Audio-FLAN: A Preliminary Release
Liumeng Xue, Ziya Zhou, Jiahao Pan, Zixuan Li, Shuai Fan, Yinghao Ma, Sitong Cheng, Dongchao Yang, Haohan Guo, Yujia Xiao, Xinsheng Wang, Zixuan Shen, Chuanbo Zhu, Xinshen Zhang, Tianchi Liu, Ruibin Yuan, Zeyue Tian, Haohe Liu, Emmanouil Benetos, Ge Zhang, Yike Guo, Wei Xue
2025-02-25
Summary
This paper talks about Audio-FLAN, a new dataset designed to help AI models understand and create audio in a more unified way, covering tasks like speech recognition, music generation, and sound analysis.
What's the problem?
Current AI models are good at either understanding audio or generating it, but not both. This split makes it hard to create AI that can work with audio as flexibly as humans do. There's also a lack of large, diverse datasets that combine both audio understanding and generation tasks, which are needed to train more versatile AI models.
What's the solution?
The researchers created Audio-FLAN, a huge dataset with over 100 million examples covering 80 different audio-related tasks. This dataset includes instructions for both understanding audio (like transcribing speech or identifying music) and generating audio (like creating speech or composing music). By combining these tasks in one dataset, Audio-FLAN aims to help train AI models that can handle a wide range of audio tasks without needing specific training for each one.
Why it matters?
This matters because it could lead to AI that's much better at working with audio in all its forms.
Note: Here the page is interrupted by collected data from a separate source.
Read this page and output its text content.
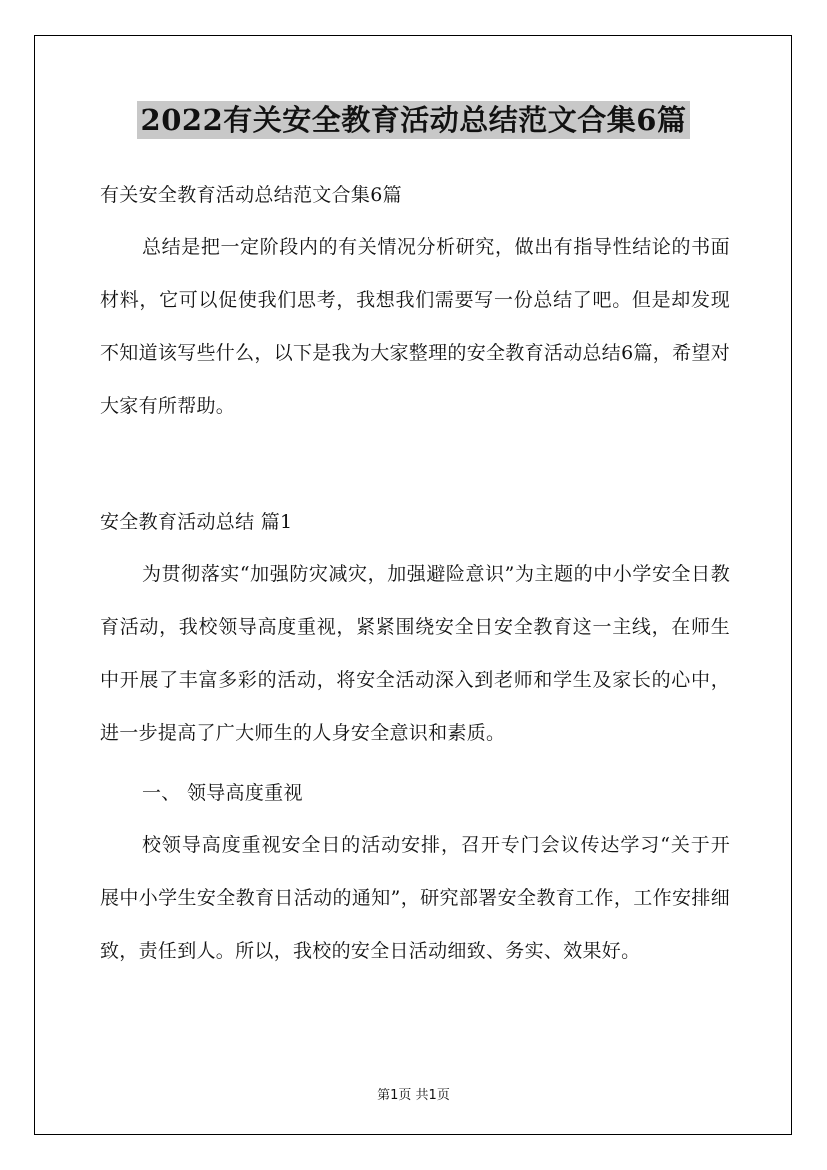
2022有关安全教育活动总结范文合集6篇

有关安全教育活动总结范文合集6篇

总结是把一定阶段内的有关情况分析研究，做出有指导性结论的书面材料，它可以促使我们思考，我想我们需要写一份总结了吧。但是却发现不知道该写些什么，以下是我为大家整理的安全教育活动总结6篇，希望对大家有所帮助。

安全教育活动总结 篇1

为贯彻落实“加强防灾减灾，加强避险意识”为主题的中小学安全日教育活动，我校领导高度重视，紧紧围绕安全日安全教育这一主线，在师生中开展了丰富多彩的活动，将安全活动深入到老师和学生及家长的心中，进一步提高了广大师生的人身安全意识和素质。

一、 领导高度重视

校领导高度重视安全日的活动安排，召开专门会议传达学习“关于开展中小学生安全教育日活动的通知”，研究部署安全教育工作，工作安排细致，责任到人。所以，我校的安全日活动细致、务实、效果好。

第1页 共1页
Imagine having an AI assistant that can not only understand what you say but also create music, identify sounds in your environment, and even mimic voices or sound effects. This kind of versatile audio AI could be incredibly useful in fields like music production, voice assistants, accessibility technology, and even in creating more immersive virtual reality experiences.
Abstract
Recent advancements in audio tokenization have significantly enhanced the integration of audio capabilities into large language models (LLMs). However, audio understanding and generation are often treated as distinct tasks, hindering the development of truly unified audio-language models. While instruction tuning has demonstrated remarkable success in improving generalization and zero-shot learning across text and vision, its application to audio remains largely unexplored. A major obstacle is the lack of comprehensive datasets that unify audio understanding and generation. To address this, we introduce Audio-FLAN, a large-scale instruction-tuning dataset covering 80 diverse tasks across speech, music, and sound domains, with over 100 million instances. Audio-FLAN lays the foundation for unified audio-language models that can seamlessly handle both understanding (e.g., transcription, comprehension) and generation (e.g., speech, music, sound) tasks across a wide range of audio domains in a zero-shot manner. The Audio-FLAN dataset is available on HuggingFace and GitHub and will be continuously updated.